②一人当たり医療・介護費の地域差縮減に向けた取組の明確化
一人当たり医療費については、外来医療費の適正化に向けた追加の取組の早期具体化、予防接種の推進や健康ポイントの活用等予防の推進、入院医療費の適正化に向けて地域医療構想の推進など必要な施策の具体化を行うべき。
診療行為の地域差(SCR2)を2017年度中に見える化し、各都道府県において、自治体、保険者、医療関係者等からなる協議の場を設け、住民の受療行動や医療機関の診療行為の変化を促す体制を構築すべき。国は、医療サービスの標準化と報酬体系の見直しを段階的に進めるべき。
一人当たり介護費については、在宅介護サービスをはじめとして、目標・工程・評価指標・各主体の役割を具体化すべき。

(3)生涯現役社会の構築と健康増進・予防の推進
高齢者の働き方改革を推進すること等を通じて、年齢に関わりなく、健康で、働くことを選べる生涯現役社会を構築すべき。また、高齢者が生活支援等のサービスの担い手として参加できるよう環境整備を促進すべき。
次世代型保健医療システムの構築を通じ、マイナンバーで過去の受診・検査・服薬情報を一元的に知ることができるようすべき。

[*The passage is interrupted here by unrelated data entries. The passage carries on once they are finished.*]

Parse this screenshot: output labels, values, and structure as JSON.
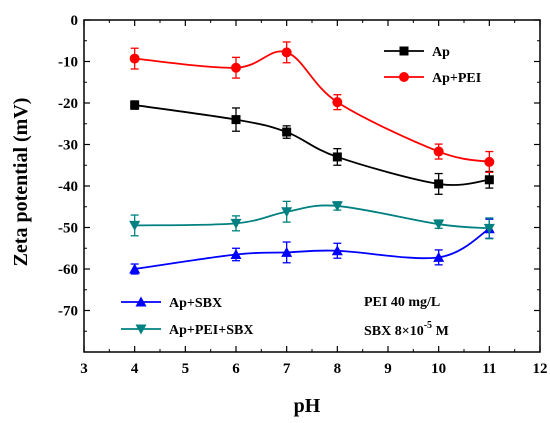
{
  "chart_data": {
    "type": "scatter",
    "xlabel": "pH",
    "ylabel": "Zeta potential (mV)",
    "xlim": [
      3,
      12
    ],
    "ylim": [
      -80,
      0
    ],
    "xticks": [
      "3",
      "4",
      "5",
      "6",
      "7",
      "8",
      "9",
      "10",
      "11",
      "12"
    ],
    "yticks": [
      "0",
      "-10",
      "-20",
      "-30",
      "-40",
      "-50",
      "-60",
      "-70"
    ],
    "grid": false,
    "series": [
      {
        "name": "Ap",
        "color": "#000000",
        "marker": "square",
        "x": [
          4,
          6,
          7,
          8,
          10,
          11
        ],
        "y": [
          -20.5,
          -24,
          -27,
          -33,
          -39.5,
          -38.5
        ],
        "err": [
          1,
          2.8,
          1.5,
          2,
          2.5,
          2
        ]
      },
      {
        "name": "Ap+PEI",
        "color": "#ff0000",
        "marker": "circle",
        "x": [
          4,
          6,
          7,
          8,
          10,
          11
        ],
        "y": [
          -9.3,
          -11.5,
          -7.8,
          -19.8,
          -31.7,
          -34.2
        ],
        "err": [
          2.5,
          2.5,
          2.5,
          1.8,
          1.8,
          2.5
        ]
      },
      {
        "name": "Ap+SBX",
        "color": "#0000ff",
        "marker": "triangle-up",
        "x": [
          4,
          6,
          7,
          8,
          10,
          11
        ],
        "y": [
          -60,
          -56.5,
          -56,
          -55.6,
          -57.2,
          -50.3
        ],
        "err": [
          1.2,
          1.5,
          2.5,
          1.8,
          1.8,
          2.3
        ]
      },
      {
        "name": "Ap+PEI+SBX",
        "color": "#008080",
        "marker": "triangle-down",
        "x": [
          4,
          6,
          7,
          8,
          10,
          11
        ],
        "y": [
          -49.5,
          -49,
          -46.2,
          -44.8,
          -49.2,
          -50.2
        ],
        "err": [
          2.5,
          1.8,
          2.5,
          1,
          1,
          2.5
        ]
      }
    ],
    "legend_top": {
      "placement": "top-right",
      "entries": [
        "Ap",
        "Ap+PEI"
      ]
    },
    "legend_bottom": {
      "placement": "bottom-left",
      "entries": [
        "Ap+SBX",
        "Ap+PEI+SBX"
      ]
    },
    "annotations": {
      "pei": "PEI 40 mg/L",
      "sbx_base": "SBX 8×10",
      "sbx_exp": "-5",
      "sbx_unit": " M"
    }
  }
}
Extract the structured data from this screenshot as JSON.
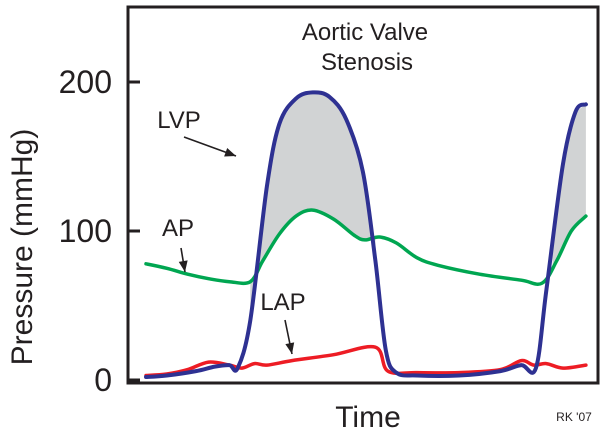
{
  "chart_data": {
    "type": "line",
    "title": "Aortic Valve\nStenosis",
    "xlabel": "Time",
    "ylabel": "Pressure (mmHg)",
    "ylim": [
      0,
      250
    ],
    "yticks": [
      0,
      100,
      200
    ],
    "grid": false,
    "credit": "RK '07",
    "colors": {
      "LVP": "#2e3192",
      "AP": "#00a651",
      "LAP": "#ed1c24",
      "gradient_fill": "#d1d3d4",
      "axis": "#231f20"
    },
    "series": [
      {
        "name": "LVP",
        "values": [
          [
            0.0,
            2
          ],
          [
            0.05,
            3
          ],
          [
            0.12,
            6
          ],
          [
            0.165,
            9
          ],
          [
            0.2,
            10
          ],
          [
            0.22,
            8
          ],
          [
            0.25,
            40
          ],
          [
            0.29,
            130
          ],
          [
            0.32,
            172
          ],
          [
            0.36,
            189
          ],
          [
            0.4,
            193
          ],
          [
            0.44,
            190
          ],
          [
            0.48,
            175
          ],
          [
            0.52,
            140
          ],
          [
            0.55,
            80
          ],
          [
            0.575,
            20
          ],
          [
            0.6,
            5
          ],
          [
            0.65,
            3
          ],
          [
            0.75,
            3
          ],
          [
            0.85,
            6
          ],
          [
            0.9,
            10
          ],
          [
            0.935,
            8
          ],
          [
            0.96,
            60
          ],
          [
            1.0,
            145
          ],
          [
            1.03,
            180
          ],
          [
            1.055,
            185
          ]
        ]
      },
      {
        "name": "AP",
        "values": [
          [
            0.0,
            78
          ],
          [
            0.05,
            75
          ],
          [
            0.1,
            71
          ],
          [
            0.15,
            68
          ],
          [
            0.2,
            66
          ],
          [
            0.25,
            66
          ],
          [
            0.28,
            80
          ],
          [
            0.32,
            98
          ],
          [
            0.36,
            110
          ],
          [
            0.4,
            114
          ],
          [
            0.45,
            108
          ],
          [
            0.5,
            97
          ],
          [
            0.525,
            94
          ],
          [
            0.56,
            96
          ],
          [
            0.6,
            92
          ],
          [
            0.65,
            82
          ],
          [
            0.7,
            77
          ],
          [
            0.8,
            71
          ],
          [
            0.9,
            67
          ],
          [
            0.95,
            65
          ],
          [
            0.985,
            80
          ],
          [
            1.02,
            100
          ],
          [
            1.055,
            110
          ]
        ]
      },
      {
        "name": "LAP",
        "values": [
          [
            0.0,
            3
          ],
          [
            0.05,
            4
          ],
          [
            0.1,
            7
          ],
          [
            0.15,
            12
          ],
          [
            0.2,
            10
          ],
          [
            0.23,
            8
          ],
          [
            0.26,
            11
          ],
          [
            0.29,
            10
          ],
          [
            0.35,
            13
          ],
          [
            0.45,
            17
          ],
          [
            0.55,
            22
          ],
          [
            0.58,
            6
          ],
          [
            0.65,
            5
          ],
          [
            0.75,
            5
          ],
          [
            0.85,
            7
          ],
          [
            0.9,
            13
          ],
          [
            0.93,
            10
          ],
          [
            0.96,
            11
          ],
          [
            1.0,
            8
          ],
          [
            1.055,
            10
          ]
        ]
      }
    ],
    "annotations": [
      {
        "text": "LVP",
        "points_to": "LVP"
      },
      {
        "text": "AP",
        "points_to": "AP"
      },
      {
        "text": "LAP",
        "points_to": "LAP"
      }
    ]
  }
}
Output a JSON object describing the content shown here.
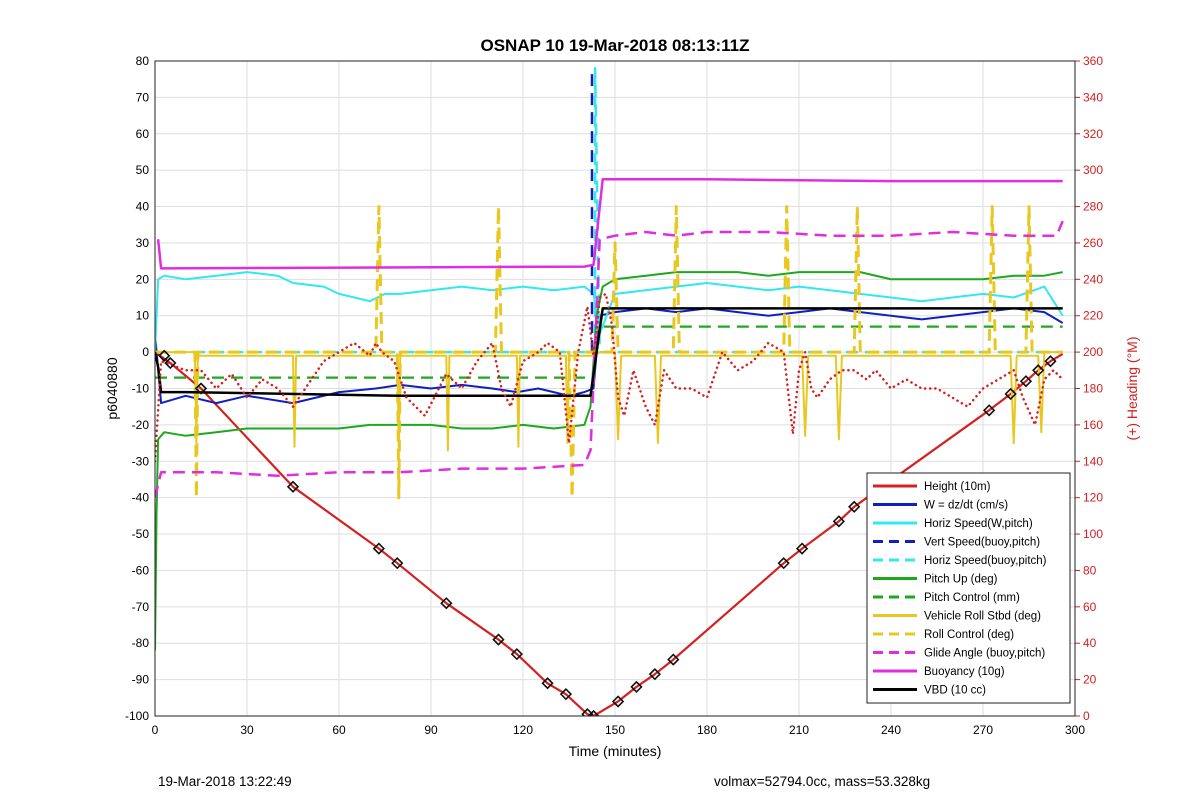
{
  "chart_data": {
    "type": "line",
    "title": "OSNAP 10 19-Mar-2018 08:13:11Z",
    "xlabel": "Time (minutes)",
    "ylabel": "p6040880",
    "ylabel_right": "(+) Heading (°M)",
    "xlim": [
      0,
      300
    ],
    "ylim": [
      -100,
      80
    ],
    "ylim_right": [
      0,
      360
    ],
    "xticks": [
      0,
      30,
      60,
      90,
      120,
      150,
      180,
      210,
      240,
      270,
      300
    ],
    "yticks": [
      -100,
      -90,
      -80,
      -70,
      -60,
      -50,
      -40,
      -30,
      -20,
      -10,
      0,
      10,
      20,
      30,
      40,
      50,
      60,
      70,
      80
    ],
    "yticks_right": [
      0,
      20,
      40,
      60,
      80,
      100,
      120,
      140,
      160,
      180,
      200,
      220,
      240,
      260,
      280,
      300,
      320,
      340,
      360
    ],
    "grid": true,
    "legend_position": "bottom-right",
    "series": [
      {
        "name": "Height (10m)",
        "color": "#d42020",
        "style": "solid",
        "width": 2.2,
        "x": [
          0,
          5,
          15,
          45,
          73,
          79,
          95,
          112,
          118,
          128,
          134,
          141,
          143,
          151,
          157,
          163,
          169,
          205,
          211,
          223,
          228,
          272,
          279,
          284,
          288,
          292,
          296
        ],
        "y": [
          0,
          -3,
          -10,
          -37,
          -54,
          -58,
          -69,
          -79,
          -83,
          -91,
          -94,
          -99.5,
          -100,
          -96,
          -92,
          -88.5,
          -84.5,
          -58,
          -54,
          -46.5,
          -42.5,
          -16,
          -11.5,
          -8,
          -5,
          -2.5,
          -0.5
        ]
      },
      {
        "name": "W = dz/dt (cm/s)",
        "color": "#1020c0",
        "style": "solid",
        "width": 2,
        "x": [
          0,
          2,
          10,
          20,
          30,
          45,
          60,
          72,
          80,
          90,
          100,
          110,
          118,
          125,
          130,
          135,
          140,
          143,
          145,
          150,
          160,
          170,
          180,
          190,
          200,
          210,
          220,
          230,
          240,
          250,
          260,
          270,
          280,
          290,
          296
        ],
        "y": [
          5,
          -14,
          -12,
          -14,
          -12,
          -14,
          -11,
          -10,
          -9,
          -10,
          -9,
          -10,
          -11,
          -10,
          -11,
          -12,
          -11,
          -10,
          10,
          11,
          12,
          11,
          12,
          11,
          10,
          11,
          12,
          11,
          10,
          9,
          10,
          11,
          12,
          11,
          8
        ]
      },
      {
        "name": "Horiz Speed(W,pitch)",
        "color": "#30e8ee",
        "style": "solid",
        "width": 2,
        "x": [
          0,
          1,
          3,
          10,
          20,
          30,
          40,
          45,
          55,
          60,
          65,
          70,
          75,
          80,
          90,
          100,
          110,
          120,
          130,
          140,
          143,
          145,
          150,
          160,
          170,
          180,
          190,
          200,
          210,
          220,
          230,
          240,
          250,
          260,
          270,
          280,
          290,
          296
        ],
        "y": [
          0,
          20,
          21,
          20,
          21,
          22,
          21,
          19,
          18,
          16,
          15,
          14,
          16,
          16,
          17,
          18,
          17,
          18,
          17,
          18,
          16,
          5,
          16,
          17,
          18,
          19,
          18,
          17,
          18,
          17,
          16,
          15,
          14,
          15,
          16,
          15,
          18,
          10
        ]
      },
      {
        "name": "Vert Speed(buoy,pitch)",
        "color": "#1020c0",
        "style": "dash",
        "width": 2.5,
        "x": [
          142.5,
          142.5
        ],
        "y": [
          0,
          78
        ]
      },
      {
        "name": "Horiz Speed(buoy,pitch)",
        "color": "#30e8ee",
        "style": "dash",
        "width": 2.5,
        "x": [
          0,
          142,
          143.5,
          143.5,
          145,
          296
        ],
        "y": [
          0,
          0,
          0,
          78,
          0,
          0
        ]
      },
      {
        "name": "Pitch Up (deg)",
        "color": "#1ea81e",
        "style": "solid",
        "width": 2,
        "x": [
          0,
          0.5,
          1,
          3,
          10,
          20,
          30,
          40,
          50,
          60,
          70,
          80,
          90,
          100,
          110,
          120,
          130,
          140,
          142,
          144,
          146,
          150,
          160,
          170,
          180,
          190,
          200,
          210,
          220,
          230,
          240,
          250,
          260,
          270,
          280,
          290,
          296
        ],
        "y": [
          -82,
          -45,
          -24,
          -22,
          -23,
          -22,
          -21,
          -21,
          -21,
          -21,
          -20,
          -20,
          -20,
          -21,
          -21,
          -20,
          -21,
          -20,
          -15,
          10,
          18,
          20,
          21,
          22,
          22,
          22,
          21,
          22,
          22,
          22,
          20,
          20,
          20,
          20,
          21,
          21,
          22
        ]
      },
      {
        "name": "Pitch Control (mm)",
        "color": "#1ea81e",
        "style": "dash",
        "width": 2.2,
        "x": [
          0,
          143,
          145,
          296
        ],
        "y": [
          -7,
          -7,
          7,
          7
        ]
      },
      {
        "name": "Vehicle Roll Stbd (deg)",
        "color": "#e8c820",
        "style": "solid",
        "width": 2,
        "x": [
          0,
          13,
          13.5,
          14,
          45,
          45.5,
          46,
          79,
          79.5,
          80,
          95,
          95.5,
          96,
          118,
          118.5,
          119,
          134,
          134.5,
          135,
          143,
          145,
          150,
          151,
          152,
          163,
          164,
          165,
          211,
          212,
          213,
          222,
          223,
          224,
          279,
          280,
          281,
          288,
          289,
          290,
          296
        ],
        "y": [
          0,
          0,
          -25,
          -1,
          -1,
          -26,
          -1,
          -1,
          -26,
          -1,
          -1,
          -27,
          -1,
          -1,
          -26,
          -1,
          -1,
          -25,
          -1,
          -1,
          0,
          0,
          -24,
          -1,
          -1,
          -25,
          -1,
          -1,
          -23,
          -1,
          -1,
          -24,
          -1,
          -1,
          -25,
          -1,
          -1,
          -22,
          0,
          0
        ]
      },
      {
        "name": "Roll Control (deg)",
        "color": "#e8c820",
        "style": "dash",
        "width": 3,
        "x": [
          0,
          13,
          13.5,
          14,
          72,
          73,
          74,
          79,
          79.5,
          80,
          111,
          112,
          113,
          135,
          136,
          137,
          145,
          149,
          150,
          151,
          169,
          170,
          171,
          205,
          206,
          207,
          228,
          229,
          230,
          272,
          273,
          274,
          284,
          285,
          286,
          296
        ],
        "y": [
          0,
          0,
          -40,
          0,
          0,
          40,
          0,
          0,
          -40,
          0,
          0,
          40,
          0,
          0,
          -40,
          0,
          0,
          0,
          30,
          0,
          0,
          40,
          0,
          0,
          40,
          0,
          0,
          40,
          0,
          0,
          40,
          0,
          0,
          40,
          0,
          0
        ]
      },
      {
        "name": "Glide Angle (buoy,pitch)",
        "color": "#e02de0",
        "style": "dash",
        "width": 2.5,
        "x": [
          0,
          2,
          20,
          40,
          60,
          80,
          100,
          120,
          140,
          142,
          145,
          150,
          160,
          170,
          180,
          200,
          220,
          240,
          260,
          280,
          294,
          296
        ],
        "y": [
          -40,
          -33,
          -33,
          -34,
          -33,
          -33,
          -32,
          -32,
          -31,
          -27,
          31,
          32,
          33,
          32,
          33,
          33,
          32,
          32,
          33,
          32,
          32,
          36
        ]
      },
      {
        "name": "Buoyancy (10g)",
        "color": "#e02de0",
        "style": "solid",
        "width": 2.5,
        "x": [
          1,
          2,
          140,
          143,
          146,
          180,
          240,
          296
        ],
        "y": [
          31,
          23,
          23.5,
          24,
          47.5,
          47.5,
          47,
          47
        ]
      },
      {
        "name": "VBD (10 cc)",
        "color": "#000000",
        "style": "solid",
        "width": 2.5,
        "x": [
          0,
          1,
          2,
          10,
          80,
          142,
          146,
          296
        ],
        "y": [
          0,
          -4,
          -11,
          -11,
          -12,
          -12,
          12,
          12
        ]
      },
      {
        "name": "Heading",
        "axis": "right",
        "color": "#d42020",
        "style": "dot",
        "width": 2.5,
        "x": [
          0,
          2,
          10,
          15,
          20,
          25,
          30,
          35,
          40,
          45,
          55,
          60,
          65,
          70,
          72,
          74,
          78,
          82,
          88,
          95,
          100,
          105,
          110,
          113,
          116,
          120,
          125,
          128,
          132,
          135,
          138,
          141,
          143,
          144,
          145,
          147,
          149,
          151,
          153,
          156,
          160,
          163,
          166,
          170,
          175,
          180,
          185,
          190,
          195,
          200,
          205,
          208,
          210,
          212,
          214,
          216,
          220,
          224,
          228,
          232,
          235,
          240,
          245,
          250,
          255,
          260,
          265,
          270,
          275,
          280,
          283,
          287,
          290,
          293,
          296
        ],
        "y": [
          140,
          195,
          190,
          190,
          180,
          188,
          175,
          185,
          180,
          170,
          195,
          200,
          205,
          198,
          205,
          200,
          195,
          175,
          165,
          188,
          180,
          195,
          205,
          180,
          170,
          195,
          200,
          205,
          200,
          150,
          200,
          225,
          198,
          210,
          230,
          232,
          215,
          175,
          165,
          190,
          170,
          160,
          190,
          180,
          180,
          175,
          200,
          190,
          195,
          205,
          200,
          155,
          190,
          200,
          180,
          175,
          185,
          190,
          190,
          185,
          190,
          180,
          185,
          180,
          180,
          175,
          170,
          180,
          185,
          190,
          175,
          160,
          185,
          190,
          185
        ]
      }
    ],
    "markers": {
      "symbol": "diamond",
      "x": [
        3,
        5,
        15,
        45,
        73,
        79,
        95,
        112,
        118,
        128,
        134,
        141,
        143,
        151,
        157,
        163,
        169,
        205,
        211,
        223,
        228,
        272,
        279,
        284,
        288,
        292
      ],
      "y": [
        -1,
        -3,
        -10,
        -37,
        -54,
        -58,
        -69,
        -79,
        -83,
        -91,
        -94,
        -99.5,
        -100,
        -96,
        -92,
        -88.5,
        -84.5,
        -58,
        -54,
        -46.5,
        -42.5,
        -16,
        -11.5,
        -8,
        -5,
        -2.5
      ]
    }
  },
  "footer": {
    "timestamp": "19-Mar-2018 13:22:49",
    "info": "volmax=52794.0cc, mass=53.328kg"
  }
}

人生最終段階の生活の質(QOL)の充実に向け、在宅医療の見える化や本人の意向確認、参考事例の横展開を、日本医師会との協力の下、関係府省が連携して推進すべき。
コンパクト・プラス・ネットワークと地域包括ケアの連携強化に向け、医療介護総合確保基金を重点配分し、健康なまちづくりを推進すべき。